What you are describing is called eugenics, and it has been discredited as not useful. Humans have very low genetic diversity compared to other species of large mammal, and most traits you listed involve a very large number of genes plus environmental factors, meaning it would be very hard to select for any of them effectively and very easy to cause inbreeding and the emergence of negative traits from recessive genes.

Evolution takes a very long time to produce significant differences even with fairly strong selection pressures, on the order of thousands of years. It’s just not a productive idea.

Anonymous 0 Comments

> ELI5 How does NASH Equilibrium apply to Evolutionary Biology?

Well, people have been applying game theory to evolutionary biology for many decades. Afaik the more relevant concept in that context is the evolutionary stable strategy, which has a slightly more restrictive definition than the Nash equilibrium (that is, every ESS is a Nash strategy, but not every Nash strategy is an ESS).

> if humans started to choose specific genes(Physical traits, intelligence, Disease resistance, Longevity) for their children?

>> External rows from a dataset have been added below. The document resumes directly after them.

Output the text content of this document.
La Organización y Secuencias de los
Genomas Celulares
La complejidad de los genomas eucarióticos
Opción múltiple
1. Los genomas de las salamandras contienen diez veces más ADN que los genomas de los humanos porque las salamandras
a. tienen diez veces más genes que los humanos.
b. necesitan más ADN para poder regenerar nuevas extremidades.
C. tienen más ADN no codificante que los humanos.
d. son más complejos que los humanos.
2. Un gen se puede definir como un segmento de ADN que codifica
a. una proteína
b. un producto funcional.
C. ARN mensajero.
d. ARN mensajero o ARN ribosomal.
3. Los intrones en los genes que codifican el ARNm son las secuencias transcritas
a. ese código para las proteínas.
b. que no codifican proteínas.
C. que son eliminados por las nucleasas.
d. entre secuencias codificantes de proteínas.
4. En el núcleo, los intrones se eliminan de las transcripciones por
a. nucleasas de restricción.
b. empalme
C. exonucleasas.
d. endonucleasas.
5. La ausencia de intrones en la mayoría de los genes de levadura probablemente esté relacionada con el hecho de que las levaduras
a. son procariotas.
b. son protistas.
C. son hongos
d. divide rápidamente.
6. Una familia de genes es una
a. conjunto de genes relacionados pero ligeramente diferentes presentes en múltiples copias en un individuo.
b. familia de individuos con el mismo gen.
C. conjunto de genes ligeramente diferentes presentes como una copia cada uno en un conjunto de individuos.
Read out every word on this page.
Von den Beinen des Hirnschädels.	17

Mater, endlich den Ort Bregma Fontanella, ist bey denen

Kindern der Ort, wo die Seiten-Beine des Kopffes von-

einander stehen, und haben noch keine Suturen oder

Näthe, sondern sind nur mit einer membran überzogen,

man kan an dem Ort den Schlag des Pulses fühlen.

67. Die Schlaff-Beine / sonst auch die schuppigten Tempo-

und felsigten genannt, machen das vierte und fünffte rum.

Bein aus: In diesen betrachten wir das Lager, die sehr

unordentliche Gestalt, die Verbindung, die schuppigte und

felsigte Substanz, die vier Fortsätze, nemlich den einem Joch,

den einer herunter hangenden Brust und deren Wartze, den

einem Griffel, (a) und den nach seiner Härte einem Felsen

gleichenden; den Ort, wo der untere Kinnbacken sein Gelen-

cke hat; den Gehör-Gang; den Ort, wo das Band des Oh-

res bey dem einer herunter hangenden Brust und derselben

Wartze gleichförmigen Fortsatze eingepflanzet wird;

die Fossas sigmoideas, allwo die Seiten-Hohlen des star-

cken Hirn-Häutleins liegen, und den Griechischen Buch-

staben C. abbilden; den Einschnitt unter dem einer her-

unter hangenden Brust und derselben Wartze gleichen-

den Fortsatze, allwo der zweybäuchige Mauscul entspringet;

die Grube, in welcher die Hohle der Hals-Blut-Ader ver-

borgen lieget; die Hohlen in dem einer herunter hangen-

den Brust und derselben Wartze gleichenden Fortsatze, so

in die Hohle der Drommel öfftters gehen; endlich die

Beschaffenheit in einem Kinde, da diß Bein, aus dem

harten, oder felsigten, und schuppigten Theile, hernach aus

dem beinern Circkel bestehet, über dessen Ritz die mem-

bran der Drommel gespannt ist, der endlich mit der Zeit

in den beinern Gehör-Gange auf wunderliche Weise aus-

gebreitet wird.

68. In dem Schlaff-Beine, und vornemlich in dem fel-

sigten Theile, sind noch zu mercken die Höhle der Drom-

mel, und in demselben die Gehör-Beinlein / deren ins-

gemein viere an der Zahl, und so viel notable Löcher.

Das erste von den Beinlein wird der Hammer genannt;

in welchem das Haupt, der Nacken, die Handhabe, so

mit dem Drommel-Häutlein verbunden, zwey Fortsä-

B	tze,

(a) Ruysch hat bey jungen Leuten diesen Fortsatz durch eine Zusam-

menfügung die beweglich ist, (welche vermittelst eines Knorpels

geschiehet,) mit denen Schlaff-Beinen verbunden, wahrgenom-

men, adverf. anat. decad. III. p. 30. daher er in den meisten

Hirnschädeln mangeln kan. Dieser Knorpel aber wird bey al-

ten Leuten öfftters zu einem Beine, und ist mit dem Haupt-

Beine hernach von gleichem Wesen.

It depends how they choose them. Maybe visible traits would go in and out of fashion. Presumably the choices would change as people learn more about their impacts, e.g. people might stop choosing a specific gene that tends to increase height slightly if they also find out it increases the risk of certain medical conditions. Maybe governments would try and mandate or ban certain choices. I don’t really know what you’re looking for. This idea doesn’t really seem well defined enough to apply game theory to it.